Доктор лежит и философствует.
Я смотрю на него и думаю: тип ли это девятидесятых годов если не в качественном, то в количественном отношении. Он кончил в прошлом году. Практичен и реален. Ни одной копейки не истратит даром. Ведет свой дневник, педантично записывая действительность. Ест за двоих, спит за троих. Решителен в действиях и суждениях. Знаком с теорией, симпатии его на стороне социал-демократов, но сам мало думает о чем бы то ни было. Вообще все это его мало трогает. То, что называется квиетист. […]
– Ура… Благовещенск! – кричит сверху Н. А.
Мы бросаемся на палубу.
Оба берега Амура плоские, и горы ушли далеко в прозрачную даль.
Благовещенск как на ладони, – ровный, с громадными, широкими улицами, с ароматом какой-то свежей энергии: он весь строится. Впечатление такое, точно город незадолго до этого сгорел. И как строятся! Воздвигаются целые дворцы. Люди, очевидно, верят в будущность своего города.
Положим, в сорок лет город дошел до сорока тысяч населения, являясь центром всей золотой промышленности.
На слиянии Амура и Зеи, против того места Маньчжурии, где наиболее густо население ее.
Пока дела Маньчжурии минуют Благовещенск, но говорят, что с окончанием постройки Маньчжурской дороги вся торговля перейдет в руки русских купцов.
Все во всей Сибири рассчитывают на эту Маньчжурию, от купца до последнего рабочего, и кузнец нашего парохода говорит:
– Вот бог даст… Эх, золотое дно…

0_103330_790910b1_XL.jpg

21 августа
Мы выехали из Благовещенска 19-го.
Пароход наполнен пассажирами, которых раньше мы всех обогнали на лошадях. Теперь они удовлетворенно посматривают на нас: «Что, дескать, обогнали?»
Мы в роли побежденных покорно сносим и приветливо смотрим на всех и вся.
Впрочем, редко видим их, заняты каждый своим делом.
Редко видим, но знаем друг о друге все уже. Кто об этом говорит нам? Воздух, вероятно, пустота Сибири, где далеко все и всех видно.
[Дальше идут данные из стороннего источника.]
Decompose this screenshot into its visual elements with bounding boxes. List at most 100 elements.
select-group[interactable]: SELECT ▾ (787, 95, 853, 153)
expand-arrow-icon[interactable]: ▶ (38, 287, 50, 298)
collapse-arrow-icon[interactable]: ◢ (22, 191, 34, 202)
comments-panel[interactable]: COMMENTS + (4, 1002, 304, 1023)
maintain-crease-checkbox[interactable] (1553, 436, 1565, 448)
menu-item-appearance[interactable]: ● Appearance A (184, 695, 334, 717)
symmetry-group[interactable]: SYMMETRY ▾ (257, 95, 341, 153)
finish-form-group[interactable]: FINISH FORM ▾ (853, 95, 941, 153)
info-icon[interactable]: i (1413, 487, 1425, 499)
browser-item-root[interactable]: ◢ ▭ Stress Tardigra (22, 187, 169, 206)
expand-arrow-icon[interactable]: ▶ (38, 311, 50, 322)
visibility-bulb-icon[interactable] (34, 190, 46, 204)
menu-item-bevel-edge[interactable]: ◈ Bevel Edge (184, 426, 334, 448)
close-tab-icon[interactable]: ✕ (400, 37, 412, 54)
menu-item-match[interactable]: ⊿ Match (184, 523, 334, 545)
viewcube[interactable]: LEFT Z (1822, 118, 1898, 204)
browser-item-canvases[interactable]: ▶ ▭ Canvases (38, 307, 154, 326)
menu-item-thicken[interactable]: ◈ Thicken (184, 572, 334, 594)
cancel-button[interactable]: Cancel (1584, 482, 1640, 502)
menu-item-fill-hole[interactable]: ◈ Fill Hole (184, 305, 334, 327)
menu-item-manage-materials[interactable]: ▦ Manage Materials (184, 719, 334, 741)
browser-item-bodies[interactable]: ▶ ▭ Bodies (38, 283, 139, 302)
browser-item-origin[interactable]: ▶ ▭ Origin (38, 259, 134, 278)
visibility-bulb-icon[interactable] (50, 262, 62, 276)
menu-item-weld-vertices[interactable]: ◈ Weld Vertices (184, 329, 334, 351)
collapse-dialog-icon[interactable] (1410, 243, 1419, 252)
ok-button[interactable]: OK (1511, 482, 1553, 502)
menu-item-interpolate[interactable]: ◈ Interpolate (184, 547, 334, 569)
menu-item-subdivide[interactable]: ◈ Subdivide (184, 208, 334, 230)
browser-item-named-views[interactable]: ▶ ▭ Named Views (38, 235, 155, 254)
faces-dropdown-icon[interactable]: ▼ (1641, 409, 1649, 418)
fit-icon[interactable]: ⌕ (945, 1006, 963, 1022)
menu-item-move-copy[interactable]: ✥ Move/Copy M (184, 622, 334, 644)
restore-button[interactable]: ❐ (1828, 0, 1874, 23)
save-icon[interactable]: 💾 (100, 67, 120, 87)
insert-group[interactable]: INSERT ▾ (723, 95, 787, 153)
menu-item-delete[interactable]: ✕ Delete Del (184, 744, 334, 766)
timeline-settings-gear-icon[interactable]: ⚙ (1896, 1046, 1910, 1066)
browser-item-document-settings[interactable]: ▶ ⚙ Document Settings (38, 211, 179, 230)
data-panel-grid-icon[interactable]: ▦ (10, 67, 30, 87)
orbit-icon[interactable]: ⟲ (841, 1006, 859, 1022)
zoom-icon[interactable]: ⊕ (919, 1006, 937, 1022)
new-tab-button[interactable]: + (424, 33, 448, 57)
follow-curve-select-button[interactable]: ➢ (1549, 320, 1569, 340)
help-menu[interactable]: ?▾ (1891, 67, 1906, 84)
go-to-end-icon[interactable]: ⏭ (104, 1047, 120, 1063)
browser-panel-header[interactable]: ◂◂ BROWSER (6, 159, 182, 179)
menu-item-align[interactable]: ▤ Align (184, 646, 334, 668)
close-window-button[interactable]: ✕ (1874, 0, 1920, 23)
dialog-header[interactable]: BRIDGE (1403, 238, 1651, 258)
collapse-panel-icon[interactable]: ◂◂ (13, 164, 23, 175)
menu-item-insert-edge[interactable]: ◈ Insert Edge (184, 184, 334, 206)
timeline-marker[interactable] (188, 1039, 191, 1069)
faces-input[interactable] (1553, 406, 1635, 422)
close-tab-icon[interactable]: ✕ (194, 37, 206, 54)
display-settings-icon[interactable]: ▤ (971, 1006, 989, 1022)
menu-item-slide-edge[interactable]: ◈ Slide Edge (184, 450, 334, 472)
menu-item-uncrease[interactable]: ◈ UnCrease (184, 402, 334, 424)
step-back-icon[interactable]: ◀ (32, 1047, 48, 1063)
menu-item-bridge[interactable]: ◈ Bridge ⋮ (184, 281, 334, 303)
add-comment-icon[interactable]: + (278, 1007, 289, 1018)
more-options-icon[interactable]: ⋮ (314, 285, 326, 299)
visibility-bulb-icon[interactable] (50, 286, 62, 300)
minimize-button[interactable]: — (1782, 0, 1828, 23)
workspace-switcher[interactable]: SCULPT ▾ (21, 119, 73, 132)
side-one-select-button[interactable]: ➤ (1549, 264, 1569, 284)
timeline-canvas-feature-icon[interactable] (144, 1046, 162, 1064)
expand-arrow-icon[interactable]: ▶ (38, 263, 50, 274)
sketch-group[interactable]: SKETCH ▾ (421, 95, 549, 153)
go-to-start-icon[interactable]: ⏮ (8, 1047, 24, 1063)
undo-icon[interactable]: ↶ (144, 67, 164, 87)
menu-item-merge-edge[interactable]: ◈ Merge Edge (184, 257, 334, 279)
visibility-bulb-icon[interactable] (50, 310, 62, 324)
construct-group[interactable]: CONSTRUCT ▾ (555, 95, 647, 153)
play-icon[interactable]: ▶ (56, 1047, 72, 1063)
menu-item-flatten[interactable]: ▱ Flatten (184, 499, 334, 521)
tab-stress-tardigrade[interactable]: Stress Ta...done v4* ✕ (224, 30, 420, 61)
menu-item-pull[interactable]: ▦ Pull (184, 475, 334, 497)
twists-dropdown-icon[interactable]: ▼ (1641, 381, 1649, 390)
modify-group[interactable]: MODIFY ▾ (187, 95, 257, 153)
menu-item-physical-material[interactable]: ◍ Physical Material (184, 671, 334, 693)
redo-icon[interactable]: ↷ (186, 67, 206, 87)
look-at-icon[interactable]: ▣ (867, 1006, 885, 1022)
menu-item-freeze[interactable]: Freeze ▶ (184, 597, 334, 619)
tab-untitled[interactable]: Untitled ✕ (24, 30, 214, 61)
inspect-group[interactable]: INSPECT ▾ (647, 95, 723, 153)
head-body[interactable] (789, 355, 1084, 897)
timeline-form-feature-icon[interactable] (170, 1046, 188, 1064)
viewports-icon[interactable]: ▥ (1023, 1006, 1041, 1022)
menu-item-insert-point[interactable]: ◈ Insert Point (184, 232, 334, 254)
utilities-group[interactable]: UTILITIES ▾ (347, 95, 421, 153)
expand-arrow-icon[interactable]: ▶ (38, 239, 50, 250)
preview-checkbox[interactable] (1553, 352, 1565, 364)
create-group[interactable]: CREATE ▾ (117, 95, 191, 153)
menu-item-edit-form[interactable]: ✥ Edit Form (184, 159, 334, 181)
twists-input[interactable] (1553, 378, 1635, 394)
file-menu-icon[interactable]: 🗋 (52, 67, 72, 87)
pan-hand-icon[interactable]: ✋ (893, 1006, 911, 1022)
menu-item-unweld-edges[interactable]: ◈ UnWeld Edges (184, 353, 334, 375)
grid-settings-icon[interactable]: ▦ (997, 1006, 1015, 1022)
Это общее свойство здешней Сибири: народу мало, интересов еще меньше, и все всё знают друг о друге.
Как бы то ни было, но я знаю, что рядом, например, со мной в такой же, как и моя, двухместной каюте едут две барышни. Одна в первый раз выехавшая из Благовещенска в Хабаровск. Она робко жмется к своей подруге и краснеет, если даже стул нечаянно заденет. Известно, что при таком условии все стулья всегда оказываются как раз на дороге, и поэтому здоровая краска не сходит с ее щек. Это, впрочем, делает ее еще более симпатичной. Вторая – бестужевка. Она едет из Петербурга в Хабаровск учительницей в гимназию. Большие серые глаза смотрят твердо и уверенно. Стройная, сильная фигура. Спокойствие и уверенность в себе и своей силе. Она одна проехала всю Сибирь: для женщины, а тем более девушки, – это подвиг.
– Где счастье? – спрашивает ее кто-то на палубе.
– Счастье в нас, – отвечает она.
Я слышу ее ответ и смотрю на нее. – Она спокойно встречает мой взгляд и опять смотрит на реку, берег.
Широкая раньше и плоская долина Амура опять суживается. Снова надвигаются зеленые холмы с обеих сторон. Это отроги Хинчана. Здесь уже водятся тигры, и взгляд проникает в таинственную глубь боковых лощин. Но старого леса нет и здесь: не защитили и тигры, и всюду и везде только веселые побеги молодого леса.
[…] За общим ужином молодой помощник капитана рассказывает досужим слушателям о красоте и величине местных тигров, барсов, медведей.
Медведи здешних мест, очевидно, большие оригиналы: перед носом парохода они переплывают реку; однажды, во время стоянки, один из них забрался даже в колесо парохода.
– И что же? – с ужасом спрашивает одна из дам.
Доктор грустно полуспрашивает, полуотвечает:
– Убили?
Смех, еще несколько слов, и знакомство всех со всеми завязано.
Потерянное время торопятся наверстать. После ужина доктор поет, Н. А. играет, он же по рукам определяет характер и судьбу каждого. Он верит в свою науку и относится к делу серьезно. Одну за другой он держит в своих руках хорошенькие ручки и внимательно рассматривает ладони. Чем сосредоточеннее он, чем больше углубляется в себя, тем сильнее краснеют его уши. Они делаются окончательно багровыми и прозрачными, когда одна из дам, у которой оказался голос и которой он взялся аккомпанировать, совсем наклонилась к нему, чтоб удобнее следить за его аккомпанементом.
После пения он встал, как обваренный, поводит плечами и тихо говорит кому-то:
– Жарко…
[…] Прибавить остается, что учительница оказалась тоже сведущей в трудной науке хиромантии и читает по рукам судьбу человека. Но Н. А., очевидно, опытнее ее и с своим обычным деловым видом сообщает барышне разные тонкие детали этой науки. Такой-то значок указывает на то, что человек утонет, а такой-то – удар в голову. Барышня слушает его внимательно, вежливо, с какой-то едва уловимой улыбкой.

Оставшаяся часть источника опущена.